Le banche di credito cooperativo italiane si stanno preparando a uno degli esami più delicati della loro storia. La Banca d’Italia, su indicazione della Banca centrale europea, sta preparando un’operazione di comprehensive assessment, che include un asset quality review (Aqr) e gli stress test, che si dovrebbe tenere entro il secondo semestre di quest’anno o al massimo all’inizio del 2018. Nella sostanza si tratta di un esame mirato sulla qualità di crediti di queste banche, in vista della costituzione dei grandi gruppi destinati ad assorbirle entro il prossimo anno. Il test servirà nella sostanza a verificare la qualità degli asset dei gruppi - che allo stato attuale dovrebbe essere tre, tra Iccrea, Cassa centrale banca e il gruppo altoatesino -e dunque la loro effettiva stabilità. Una volta che le Bcc daranno vita ai gruppi questi, per le dimensioni dell’attivo patrimoniale che raggiungeranno, diverranno soggetti vigilati dalla Bce ed è per questo motivo che la vigilanza europea chiede l’Aqr, come di norma avviene per tutte le banche che fanno questo passaggio. Per le Bcc, però, ci sono almeno un paio di ragioni che rendono più complesso e delicata la transizione.

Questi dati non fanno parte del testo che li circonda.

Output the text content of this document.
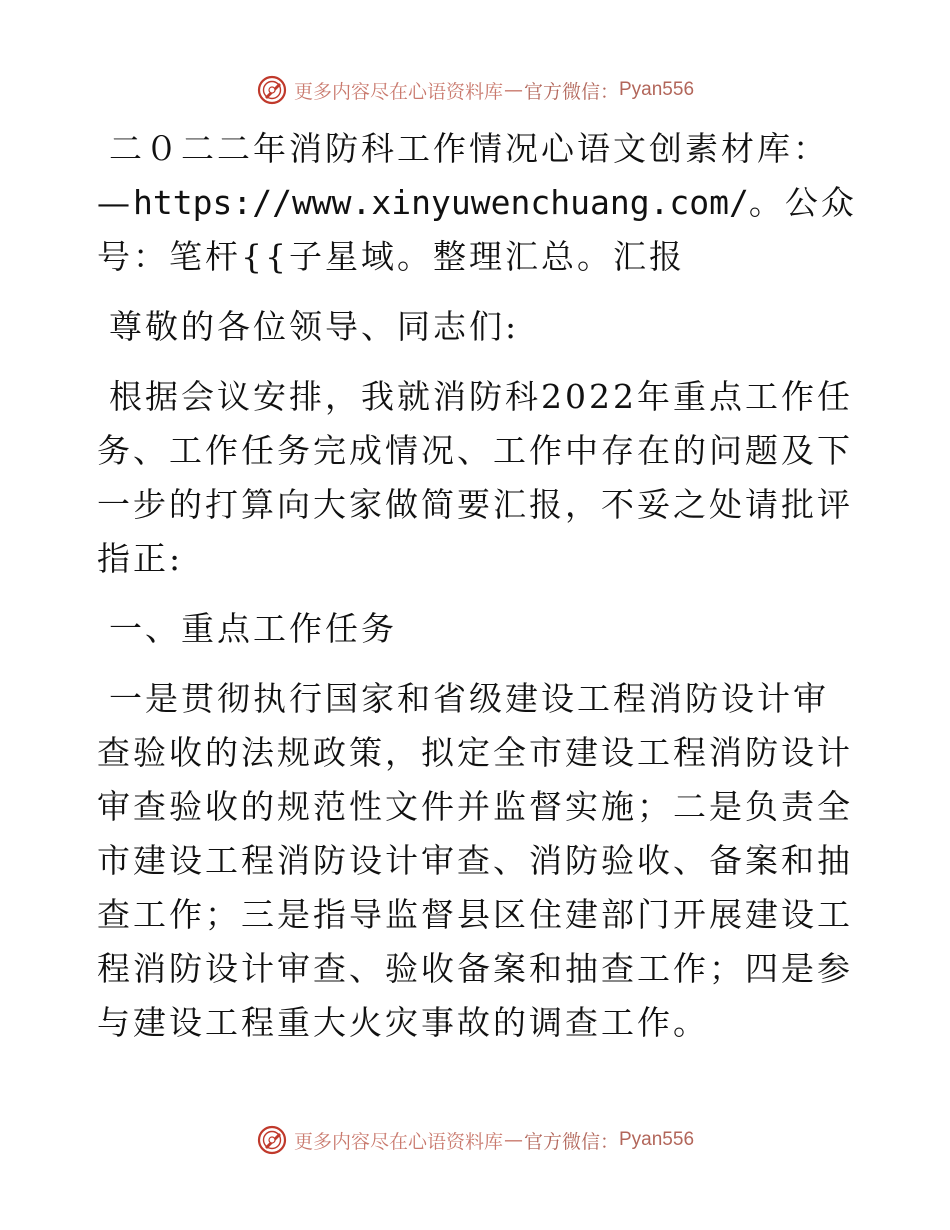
更多内容尽在心语资料库 — 官方微信： Pyan556

二０二二年消防科工作情况心语文创素材库：—https://www.xinyuwenchuang.com/。公众号：笔杆{{子星域。整理汇总。汇报

尊敬的各位领导、同志们:

根据会议安排，我就消防科2022年重点工作任务、工作任务完成情况、工作中存在的问题及下一步的打算向大家做简要汇报，不妥之处请批评指正:

一、重点工作任务

一是贯彻执行国家和省级建设工程消防设计审查验收的法规政策，拟定全市建设工程消防设计审查验收的规范性文件并监督实施；二是负责全市建设工程消防设计审查、消防验收、备案和抽查工作；三是指导监督县区住建部门开展建设工程消防设计审查、验收备案和抽查工作；四是参与建设工程重大火灾事故的调查工作。

更多内容尽在心语资料库 — 官方微信： Pyan556
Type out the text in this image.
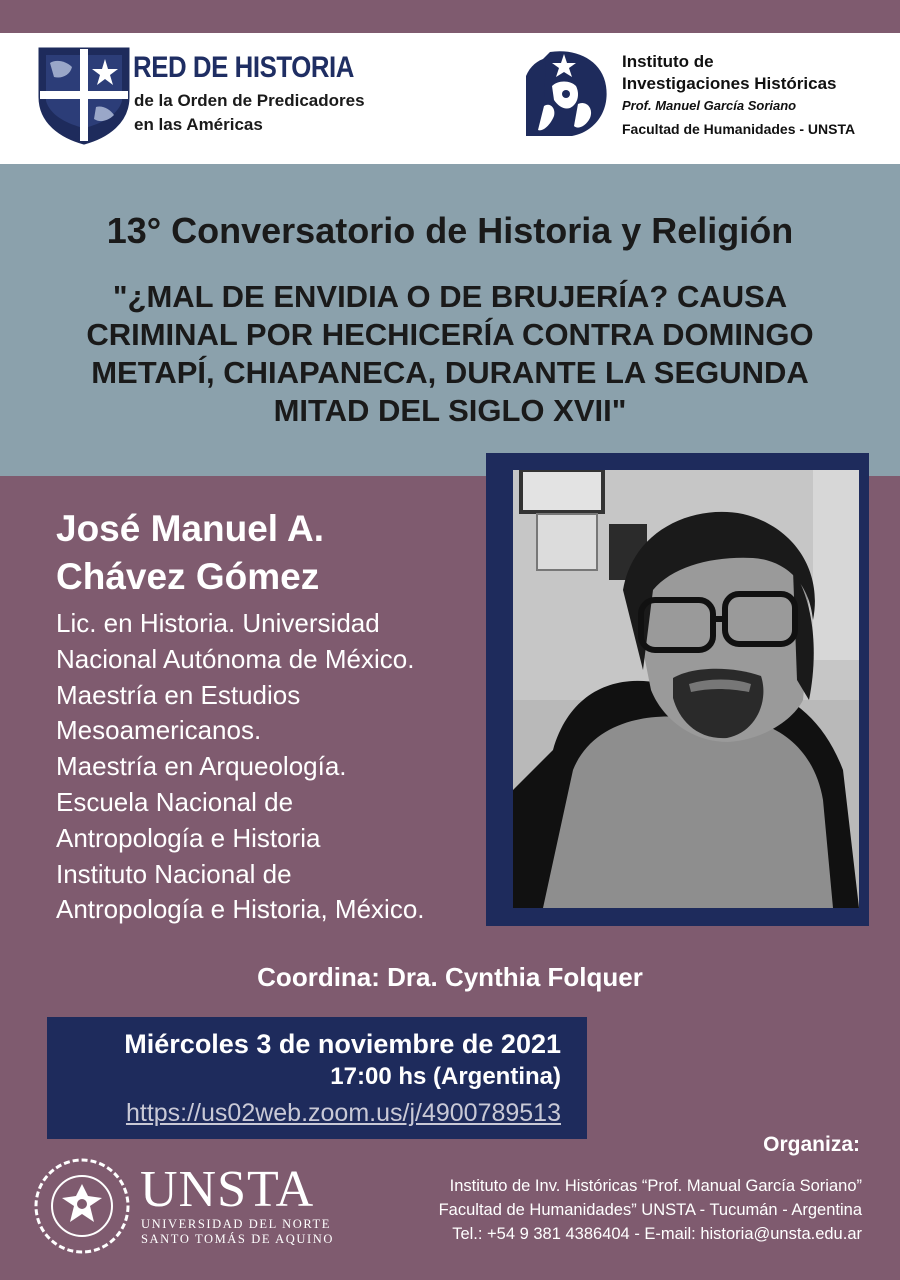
RED DE HISTORIA
de la Orden de Predicadores
en las Américas
Instituto de
Investigaciones Históricas
Prof. Manuel García Soriano
Facultad de Humanidades - UNSTA
13° Conversatorio de Historia y Religión
"¿MAL DE ENVIDIA O DE BRUJERÍA? CAUSA CRIMINAL POR HECHICERÍA CONTRA DOMINGO METAPÍ, CHIAPANECA, DURANTE LA SEGUNDA MITAD DEL SIGLO XVII"
José Manuel A.
Chávez Gómez
Lic. en Historia. Universidad
Nacional Autónoma de México.
Maestría en Estudios
Mesoamericanos.
Maestría en Arqueología.
Escuela Nacional de
Antropología e Historia
Instituto Nacional de
Antropología e Historia, México.
Coordina: Dra. Cynthia Folquer
Miércoles 3 de noviembre de 2021
17:00 hs (Argentina)
https://us02web.zoom.us/j/4900789513
UNSTA
UNIVERSIDAD DEL NORTE
SANTO TOMÁS DE AQUINO
Organiza:
Instituto de Inv. Históricas “Prof. Manual García Soriano”
Facultad de Humanidades” UNSTA - Tucumán - Argentina
Tel.: +54 9 381 4386404 - E-mail: historia@unsta.edu.ar
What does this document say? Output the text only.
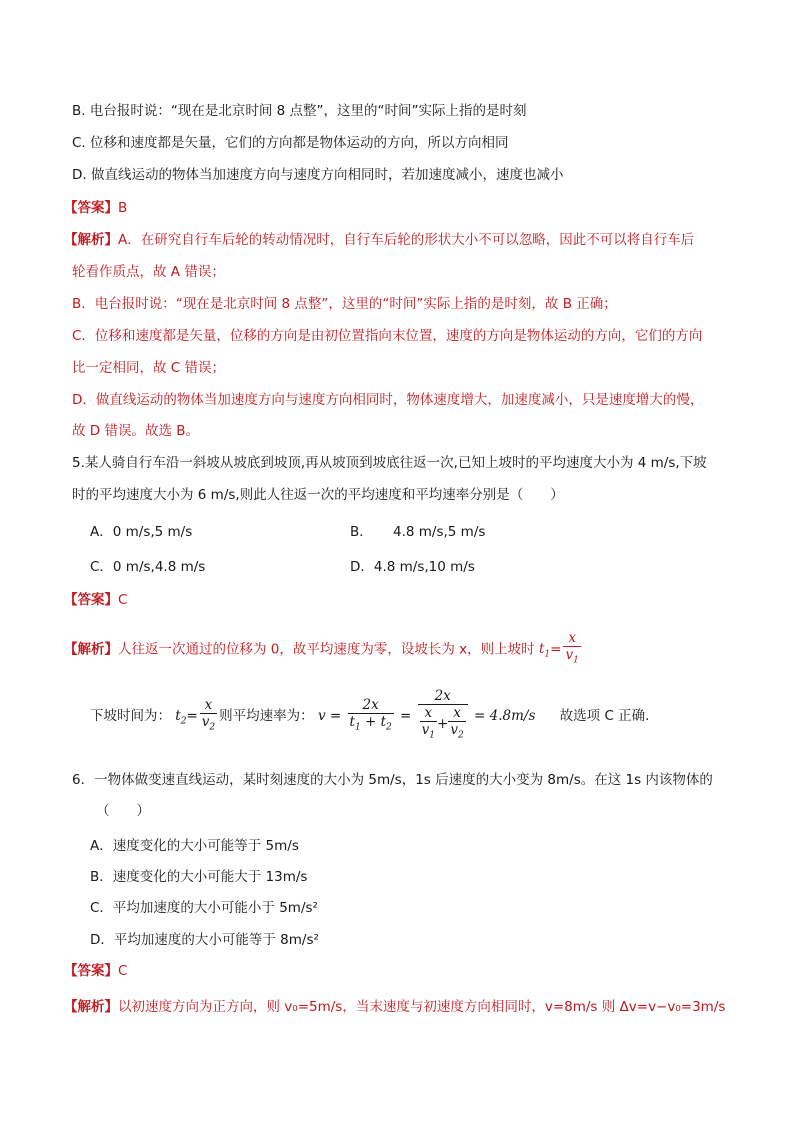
B. 电台报时说：“现在是北京时间 8 点整”，这里的“时间”实际上指的是时刻
C. 位移和速度都是矢量，它们的方向都是物体运动的方向，所以方向相同
D. 做直线运动的物体当加速度方向与速度方向相同时，若加速度减小，速度也减小
【答案】B
【解析】A．在研究自行车后轮的转动情况时，自行车后轮的形状大小不可以忽略，因此不可以将自行车后
轮看作质点，故 A 错误；
B．电台报时说：“现在是北京时间 8 点整”，这里的“时间”实际上指的是时刻，故 B 正确；
C．位移和速度都是矢量，位移的方向是由初位置指向末位置，速度的方向是物体运动的方向，它们的方向
比一定相同，故 C 错误；
D．做直线运动的物体当加速度方向与速度方向相同时，物体速度增大，加速度减小，只是速度增大的慢，
故 D 错误。故选 B。
5.某人骑自行车沿一斜坡从坡底到坡顶,再从坡顶到坡底往返一次,已知上坡时的平均速度大小为 4 m/s,下坡
时的平均速度大小为 6 m/s,则此人往返一次的平均速度和平均速率分别是（　　）
A．0 m/s,5 m/s	B．　　4.8 m/s,5 m/s
C．0 m/s,4.8 m/s	D．4.8 m/s,10 m/s
【答案】C
【解析】人往返一次通过的位移为 0，故平均速度为零，设坡长为 x，则上坡时 $t_1= \frac{x}{v_1}$
下坡时间为： $t_2= \frac{x}{v_2}$ 则平均速率为： $v = \frac{2x}{t_1 + t_2} = \frac{2x}{\frac{x}{v_1} + \frac{x}{v_2}} = 4.8m/s$ 故选项 C 正确.
6．一物体做变速直线运动，某时刻速度的大小为 5m/s，1s 后速度的大小变为 8m/s。在这 1s 内该物体的
（　　）
A．速度变化的大小可能等于 5m/s
B．速度变化的大小可能大于 13m/s
C．平均加速度的大小可能小于 5m/s²
D．平均加速度的大小可能等于 8m/s²
【答案】C
【解析】以初速度方向为正方向，则 v₀=5m/s，当末速度与初速度方向相同时，v=8m/s 则 Δv=v−v₀=3m/s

La Banca d’Italia sta valutando in queste settimane come organizzare la ispezioni per realizzare questo esame. L’orientamento, condiviso anche dal sistema del credito cooperativo, sarebbe quello di svolgere una disamina a livello aggregato, per poi focalizzandosi sulle banche maggiori e sui casi più problematici. In questo contesto si si è inserito, però, l’approccio del Fondo monetario, che il mese scorso ha cominciato a puntare la sua attenzione anche sugli Npl delle banche non sistemiche e dimensioni minori, che sfuggono dunque alle regole prudenziali imposte dalla normativa europea alle banche vigilate dalla Bce. La linea del Fondo sarebbe quella di condurre un Aqr capillare su tutte le 310 Bcc. Un’operazione di questo tipo rischia di avere tempi molto lunghi e costi elevati. Ma il tema di fondo, inoltre, resta la necessità di mantenere il principio della vigilanza proporzionata alla rischiosità: le piccole banche non possono generare conseguenze sistemiche, oltre al fatto che il credito cooperativo in ogni caso disponde comunque di mezzi per prevenire le crisi, come il fondo obbligatorio temporaneo. Il tema, dunque, è tutto aperto e le modalità con cui sarà realizzato questo test sui crediti delle Bcc al momento è ancora un’incognita.
Nel frattempo, in ogni caso, il sistema non intende farsi trovare impreparato e la pressione per aumentare le coperture sui crediti, esercitata in particolare dalle federazioni sulle varie banche, è forte. L’obiettivo è quello di portare la copertura sulle sofferenze dal 57,9% di fine 2016 a oltre il 60%; sugli unlikely to pay dal 29,5% a oltre il 30 per cento. I dati a fine 2016 registrano per il sistema del credito cooperativo sofferenze nette lorde per 13,6 miliardi e sofferenze nette per 5,7 miliardi. Va ricordato, comunque, che il 64,4% del totale dei crediti deteriorati delle Bcc è coperto da garanzie reali a fronte del 51,1% del resto dell’industria bancaria.
Anche la candidate capogruppo si stanno facendo i loro conti seppure, per avere una definizione più chiara del perimetro finale che potrebbero raggiungere Iccrea e Ccb forse, bisognerà attendere metà giugno. Iccrea dovrebbe contare su adesioni di almeno 160-170 banche, per un attivo patrimoniale di 124 miliardi e un patrimonio di gruppo stimato tra 15 e 16 miliardi. Iccrea può contare su un patrimonio proprio di 1,7 miliardi, di cui il capitale libero è pari a circa 500 milioni. Secondo le prime stime elaborate dal management, quel capitale dovrebbe risultare ampiamente capiente per assorbire eventuali svalutazioni di crediti nell’ambito del gruppo che dovessero rendersi necessarie a seguito dell’Aqr e degli stress test. Il Cet1 del gruppo alla fine del processo, in ogni caso, dovrebbe risultare superiore al 15 per cento.